Offensiva giudiziaria della Cisl sul Tfr
Il segretario della Fp Bevilacqua: «Contestati i tempi di erogazione del Trattamento di fine rapporto»

La Cisl-Fp apre una battaglia legale sul trattamento di fine rapporto per i dipendenti pubblici che potrebbe interessare, nei prossimi 4 anni, una platea di mezzo milione di persone. In particolare, la sigla sindacale si appresta ad avviare un contenzioso giudiziario per contestare i tempi di erogazione del Tfr, giudicati penalizzanti per i lavoratori della pubblica amministrazione.
Lo farà - fa sapere il segretario generale Cisl-Fp Fvg Massimo Bevilacqua - con una serie di cause pilota tramite le quali si punta ad ottenere l’equiparazione dei tempi di pagamento del Tfr tra pubblico e privato. In più è anche aperta una raccolta firme sul sito del sodalizio. Dal punto di vista normativo, l’obiettivo della federazione dei lavoratori pubblici cislina è quello di sollevare il giudizio di legittimità costituzionale delle leggi vigenti. In base alle ragioni della cessazione del rapporto di lavoro, sono previsti diversi tempi di attesa per l’erogazione del trattamento: si va da un minimo di 105 giorni, in caso di decesso o inabilità del lavoratore, ad un massimo di oltre 2 anni per casi come la pensione anticipata. Mediamente più rapido, invece, il pagamento del Tfr nel privato: nel Terziario deve essere erogato entro 30 giorni, nel commercio i tempi si allungano di 15, portando il pagamento entro 45 giorni, solo per citare due esempi.

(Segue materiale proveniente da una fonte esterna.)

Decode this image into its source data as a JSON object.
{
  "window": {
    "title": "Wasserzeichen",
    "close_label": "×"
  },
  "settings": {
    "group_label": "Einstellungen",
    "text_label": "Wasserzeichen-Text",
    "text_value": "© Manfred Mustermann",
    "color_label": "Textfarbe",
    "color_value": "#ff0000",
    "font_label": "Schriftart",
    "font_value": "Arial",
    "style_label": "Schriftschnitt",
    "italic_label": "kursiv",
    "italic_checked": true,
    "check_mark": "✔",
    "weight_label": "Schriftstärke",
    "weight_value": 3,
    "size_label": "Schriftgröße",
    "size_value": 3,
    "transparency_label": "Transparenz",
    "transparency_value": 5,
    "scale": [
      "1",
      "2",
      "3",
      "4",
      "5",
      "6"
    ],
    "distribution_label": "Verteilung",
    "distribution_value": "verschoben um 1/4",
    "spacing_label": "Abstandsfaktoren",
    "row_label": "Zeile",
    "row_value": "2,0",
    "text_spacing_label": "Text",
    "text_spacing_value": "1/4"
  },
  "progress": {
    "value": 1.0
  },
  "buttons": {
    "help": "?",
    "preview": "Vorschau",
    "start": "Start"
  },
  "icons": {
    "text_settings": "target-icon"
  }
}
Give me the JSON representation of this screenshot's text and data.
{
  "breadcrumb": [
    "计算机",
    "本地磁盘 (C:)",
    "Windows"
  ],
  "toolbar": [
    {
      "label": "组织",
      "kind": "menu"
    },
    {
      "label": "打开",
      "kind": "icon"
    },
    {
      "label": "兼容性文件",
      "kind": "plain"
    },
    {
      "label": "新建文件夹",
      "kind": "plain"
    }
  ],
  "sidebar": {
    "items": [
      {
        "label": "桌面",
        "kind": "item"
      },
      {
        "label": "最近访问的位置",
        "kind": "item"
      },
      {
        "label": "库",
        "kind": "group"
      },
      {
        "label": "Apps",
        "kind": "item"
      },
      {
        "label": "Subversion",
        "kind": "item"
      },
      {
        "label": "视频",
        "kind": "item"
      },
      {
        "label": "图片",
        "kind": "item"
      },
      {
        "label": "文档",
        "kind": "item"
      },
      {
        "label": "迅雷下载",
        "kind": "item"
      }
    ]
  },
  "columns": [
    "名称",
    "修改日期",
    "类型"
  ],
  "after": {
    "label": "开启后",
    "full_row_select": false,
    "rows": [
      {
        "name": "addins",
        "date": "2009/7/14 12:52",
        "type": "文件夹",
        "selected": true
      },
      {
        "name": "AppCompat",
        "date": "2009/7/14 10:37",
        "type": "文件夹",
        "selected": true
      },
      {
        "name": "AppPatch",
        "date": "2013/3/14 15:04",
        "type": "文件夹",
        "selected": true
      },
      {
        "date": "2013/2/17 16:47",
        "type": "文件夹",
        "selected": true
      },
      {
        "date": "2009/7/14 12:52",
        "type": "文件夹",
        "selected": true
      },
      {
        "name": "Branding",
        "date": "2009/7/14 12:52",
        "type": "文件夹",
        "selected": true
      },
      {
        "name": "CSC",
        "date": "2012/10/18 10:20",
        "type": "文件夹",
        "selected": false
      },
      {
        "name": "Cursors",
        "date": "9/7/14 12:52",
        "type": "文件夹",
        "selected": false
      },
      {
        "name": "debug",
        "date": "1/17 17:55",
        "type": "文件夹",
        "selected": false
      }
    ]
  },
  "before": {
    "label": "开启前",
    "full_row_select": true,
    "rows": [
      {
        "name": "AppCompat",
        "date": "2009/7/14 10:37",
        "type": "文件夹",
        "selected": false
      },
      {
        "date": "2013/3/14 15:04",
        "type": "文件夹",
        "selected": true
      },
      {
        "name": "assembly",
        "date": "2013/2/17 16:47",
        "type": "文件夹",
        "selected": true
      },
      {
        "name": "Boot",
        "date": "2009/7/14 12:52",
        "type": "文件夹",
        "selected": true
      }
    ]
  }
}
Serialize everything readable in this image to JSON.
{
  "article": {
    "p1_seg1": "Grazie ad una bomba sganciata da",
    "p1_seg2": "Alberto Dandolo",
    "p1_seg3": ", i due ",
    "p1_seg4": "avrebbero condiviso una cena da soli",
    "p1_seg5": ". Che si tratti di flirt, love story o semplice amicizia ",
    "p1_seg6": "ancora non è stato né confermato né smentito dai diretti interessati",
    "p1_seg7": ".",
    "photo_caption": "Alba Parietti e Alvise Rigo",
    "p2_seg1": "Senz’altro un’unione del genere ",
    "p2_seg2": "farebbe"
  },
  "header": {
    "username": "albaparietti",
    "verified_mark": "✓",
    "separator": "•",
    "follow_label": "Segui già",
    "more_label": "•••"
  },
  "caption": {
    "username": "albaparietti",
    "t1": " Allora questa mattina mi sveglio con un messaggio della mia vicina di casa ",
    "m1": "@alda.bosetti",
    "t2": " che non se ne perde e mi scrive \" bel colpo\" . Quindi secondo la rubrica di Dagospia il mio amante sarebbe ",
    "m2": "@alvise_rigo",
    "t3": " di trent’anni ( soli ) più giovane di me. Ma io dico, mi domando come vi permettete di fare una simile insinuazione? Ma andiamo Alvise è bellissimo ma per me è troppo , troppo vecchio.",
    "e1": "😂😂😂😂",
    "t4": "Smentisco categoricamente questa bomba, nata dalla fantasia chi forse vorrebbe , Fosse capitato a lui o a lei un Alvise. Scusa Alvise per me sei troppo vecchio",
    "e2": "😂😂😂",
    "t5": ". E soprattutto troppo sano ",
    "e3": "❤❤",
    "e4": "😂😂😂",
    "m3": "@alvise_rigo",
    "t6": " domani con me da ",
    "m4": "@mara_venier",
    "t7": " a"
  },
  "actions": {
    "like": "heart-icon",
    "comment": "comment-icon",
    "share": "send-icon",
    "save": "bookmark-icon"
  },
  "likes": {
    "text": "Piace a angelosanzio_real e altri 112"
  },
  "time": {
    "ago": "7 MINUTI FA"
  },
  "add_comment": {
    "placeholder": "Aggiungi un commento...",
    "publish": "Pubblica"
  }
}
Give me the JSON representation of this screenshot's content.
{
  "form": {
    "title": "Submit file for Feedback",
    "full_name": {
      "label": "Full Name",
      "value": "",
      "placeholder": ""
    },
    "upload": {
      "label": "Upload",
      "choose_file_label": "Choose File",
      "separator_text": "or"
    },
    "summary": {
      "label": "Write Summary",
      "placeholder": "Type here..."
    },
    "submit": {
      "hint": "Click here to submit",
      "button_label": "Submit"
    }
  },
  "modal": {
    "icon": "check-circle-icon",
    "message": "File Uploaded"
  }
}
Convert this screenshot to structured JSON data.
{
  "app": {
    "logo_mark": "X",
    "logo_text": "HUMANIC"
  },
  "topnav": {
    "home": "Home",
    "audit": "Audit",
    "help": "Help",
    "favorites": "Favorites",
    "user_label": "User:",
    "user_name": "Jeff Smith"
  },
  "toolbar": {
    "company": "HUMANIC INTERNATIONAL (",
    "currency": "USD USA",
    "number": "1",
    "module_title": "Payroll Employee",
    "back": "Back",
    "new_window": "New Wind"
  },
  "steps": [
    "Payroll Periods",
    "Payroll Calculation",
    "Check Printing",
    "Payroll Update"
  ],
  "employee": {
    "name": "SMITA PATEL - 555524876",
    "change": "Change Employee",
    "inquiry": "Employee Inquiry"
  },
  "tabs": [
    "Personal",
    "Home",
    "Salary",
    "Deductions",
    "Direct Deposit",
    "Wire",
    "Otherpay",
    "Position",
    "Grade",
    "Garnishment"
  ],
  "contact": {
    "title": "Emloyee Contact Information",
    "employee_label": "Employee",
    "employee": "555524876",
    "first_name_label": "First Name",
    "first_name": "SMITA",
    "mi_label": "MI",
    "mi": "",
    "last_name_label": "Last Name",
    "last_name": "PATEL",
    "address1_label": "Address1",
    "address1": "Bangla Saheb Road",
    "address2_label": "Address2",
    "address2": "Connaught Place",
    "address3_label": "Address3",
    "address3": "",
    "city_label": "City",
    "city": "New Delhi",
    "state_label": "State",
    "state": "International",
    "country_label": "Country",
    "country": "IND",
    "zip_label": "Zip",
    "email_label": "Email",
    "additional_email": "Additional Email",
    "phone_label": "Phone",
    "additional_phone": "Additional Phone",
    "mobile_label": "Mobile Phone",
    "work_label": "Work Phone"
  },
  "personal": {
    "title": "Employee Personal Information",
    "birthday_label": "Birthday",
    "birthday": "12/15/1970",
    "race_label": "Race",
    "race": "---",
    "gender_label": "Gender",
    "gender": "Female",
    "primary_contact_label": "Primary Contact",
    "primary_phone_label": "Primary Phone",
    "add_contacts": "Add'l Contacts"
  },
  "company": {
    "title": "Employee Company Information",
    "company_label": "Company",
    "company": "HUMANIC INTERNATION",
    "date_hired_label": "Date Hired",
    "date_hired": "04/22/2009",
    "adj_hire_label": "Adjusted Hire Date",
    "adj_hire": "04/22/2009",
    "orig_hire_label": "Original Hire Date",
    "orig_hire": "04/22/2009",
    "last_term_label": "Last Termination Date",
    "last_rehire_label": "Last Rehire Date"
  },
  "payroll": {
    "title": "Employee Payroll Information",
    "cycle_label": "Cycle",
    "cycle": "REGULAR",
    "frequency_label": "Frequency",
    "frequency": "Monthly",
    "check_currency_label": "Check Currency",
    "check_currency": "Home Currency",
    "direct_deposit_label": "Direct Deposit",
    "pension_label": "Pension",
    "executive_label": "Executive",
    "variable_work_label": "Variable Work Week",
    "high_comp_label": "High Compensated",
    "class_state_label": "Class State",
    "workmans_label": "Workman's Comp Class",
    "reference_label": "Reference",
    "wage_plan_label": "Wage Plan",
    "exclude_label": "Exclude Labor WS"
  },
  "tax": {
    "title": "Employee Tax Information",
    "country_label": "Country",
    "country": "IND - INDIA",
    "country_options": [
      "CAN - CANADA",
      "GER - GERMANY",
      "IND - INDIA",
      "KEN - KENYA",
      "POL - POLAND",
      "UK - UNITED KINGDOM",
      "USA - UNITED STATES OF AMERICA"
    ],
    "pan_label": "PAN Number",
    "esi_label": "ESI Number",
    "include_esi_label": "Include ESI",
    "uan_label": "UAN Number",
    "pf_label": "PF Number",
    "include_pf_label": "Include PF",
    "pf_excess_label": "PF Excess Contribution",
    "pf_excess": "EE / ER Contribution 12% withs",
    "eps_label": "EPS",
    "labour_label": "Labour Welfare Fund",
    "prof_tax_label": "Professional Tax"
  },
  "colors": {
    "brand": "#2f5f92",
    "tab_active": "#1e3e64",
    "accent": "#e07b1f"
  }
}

A differenza del settore privato che ha il solo Tfr, i dipendenti del pubblico impiego assunti a tempo indeterminato entro il 31 dicembre 2000 accedono al Trattamento di fine servizio (Tfs), mentre il personale assunto a tempo indeterminato o determinato successivamente a tale data ha il Tfr. «Le disparità nascono a seguito del decreto Salva Italia – spiega in una nota il leader della Cisl Fp, Maurizio Petriccioli –. Abbiamo subìto misure che avrebbero dovuto essere solo temporanee, e più volte abbiamo portato all’attenzione dei decisori pubblici, la necessità di rimettere mano ad una normativa che crea una disparità ingiustificata». Nel dettaglio, secondo i calcoli della sigla sindacale, «su una platea di 3,2 milioni di lavoratori pubblici – tenuto conto dell’aumento dell’età media (in alcuni enti ha superato i 57 anni), con oltre il 50% del totale degli operatori che ha più di 50 anni, si stima che nei prossimi 4 anni ne andranno in pensione circa mezzo milione. La cifra è pari ad un milione di lavoratori, considerando l’arco temporale di un decennio».
La Cisl-Fp intende, dunque, sollevare davanti la Consulta, la questione di legittimità costituzionale delle disposizioni che «violano apertamente il principio di eguaglianza dell’art. 2 e l’art. 36 della Costituzione in forza del quale, allontanando nel tempo la liquidazione della somma, la stessa perde progressivamente la proporzione alla quantità e alla qualità del lavoro prestato», in «ragione diretta del tempo trascorso e della conseguente erosione del potere di acquisto della moneta». La raccolta firme è già online sul sito fp.cisl.it.